If Jimmy had a way of making people see things his way, making them do things they might not otherwise have done, Nicole Lenoir-Jourdan had a way of making things happen without people knowing they were doing what she required of them. That wasn't to say she couldn't be openly persistent and decidedly didactic, as she had been with me when she'd scooped me up off the library floor and decided I was worth the trouble of attempting to educate so many years before.

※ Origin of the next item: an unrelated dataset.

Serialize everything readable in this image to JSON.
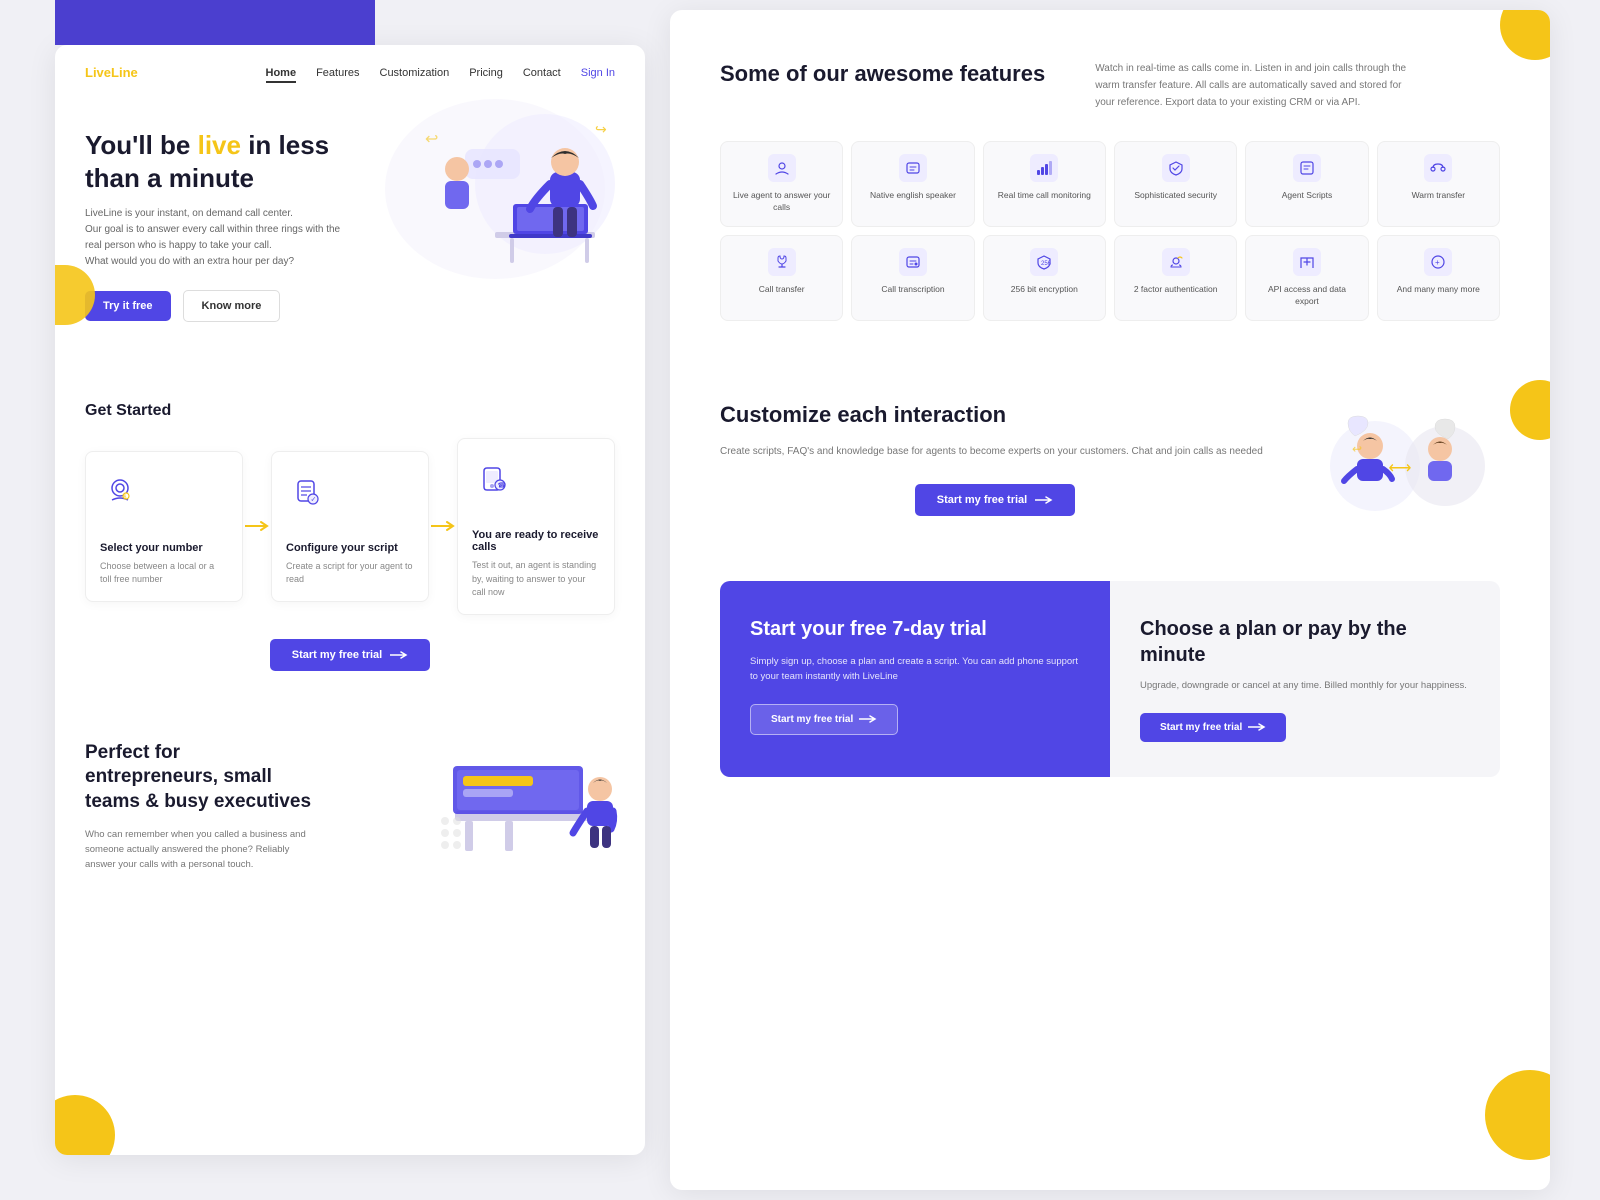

However, in her role as justice of the peace, a mere witnesser of signatures, she often managed to calm family feuds on the island, prevent cruelty to wives and children, shame the greedy and rapacious into behaving decently, and persuade young blokes who'd got a girl up the duff to walk down the band of gold to the altar. She knew more about land entitlements and fishing rights than anyone on the island, and could untangle a quarrel between two fishermen over a cray lease better than the Tasmanian Fisheries Department ever could, although never by direct interference. Now she was at it again, and I for one hadn't a clue how we'd found ourselves on the steps of Government House for the second time, with the governor's butler hurrying around to open the taxi door for us.

Morning tea took place in the music room, home to two pianos. The butler served Earl Grey tea and hot scones with strawberry jam and cream. After the disastrous session with Cuffe I guess we were still pretty upset, which in my case made me ravenous. Jimmy must have felt the same only more so, and we tucked in while Lady Cross and Nicole Lenoir-Jourdan talked about things women always talk about. You'd have thought they'd known each other for years.